When factoring any polynomial, it's generally agreed upon (at least in my math class) that all the factors you get are equal to $0$ (When you solve). I haven't really been able to myself build a serious argument against until recently, when we were introduced to synthetic division, and therefor, given factors.
Take for example, this problem which we did in class today.
Factor:
$f(x)=2x^3+3x^2-39x-20$ Given $f(4)=0$
Because $f(4)=0$, we know that one factor is $(x-4)$, and using synthetic division to solve the rest, we get factors of $(x-4)(2x^2+11x+5)$, and because we're solving, $(x-4)(2x^2+11x+5)=0$.
This is the point where I get confused.
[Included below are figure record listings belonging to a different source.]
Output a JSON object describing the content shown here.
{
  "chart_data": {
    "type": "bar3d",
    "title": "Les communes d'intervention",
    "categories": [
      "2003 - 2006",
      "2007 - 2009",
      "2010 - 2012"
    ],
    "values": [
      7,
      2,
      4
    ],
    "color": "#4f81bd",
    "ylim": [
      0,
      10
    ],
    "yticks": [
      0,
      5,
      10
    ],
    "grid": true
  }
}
Because we know $x-4 = 0$, a multiplication by 0 always equals 0, how can we know that $2x^2+11x+5=0$? Couldn't $2x^2+11x+5 = \frac{35}{\pi(x-56)}$, because $\frac{35}{\pi(x-56)} \times 0 = 0$?
Why can we assume $(2x^2+11x+5)=0$, instead of anything else?
Best Answer
Making an answer out of Compulsive's comment...
Using the hint $f(4) = 0$, you found $$ f(x) = (x-4)(2x^2 + 11x +5). $$ Now, you are trying to find all numbers $x$ for which $f(x) = 0$. Assume for a second that you have found a number $x$ such that $f(x) = 0$. Because $f(x)$ is the product of $x-4$ and $2x^2 + 11x +5$, you have either $$x-4 = 0$$ or $$2x^2 + 11x +5 = 0$$ From there, considering the two possibilities, you can find what $x$ must be to indeed satisfy the equation $f(x) = 0$.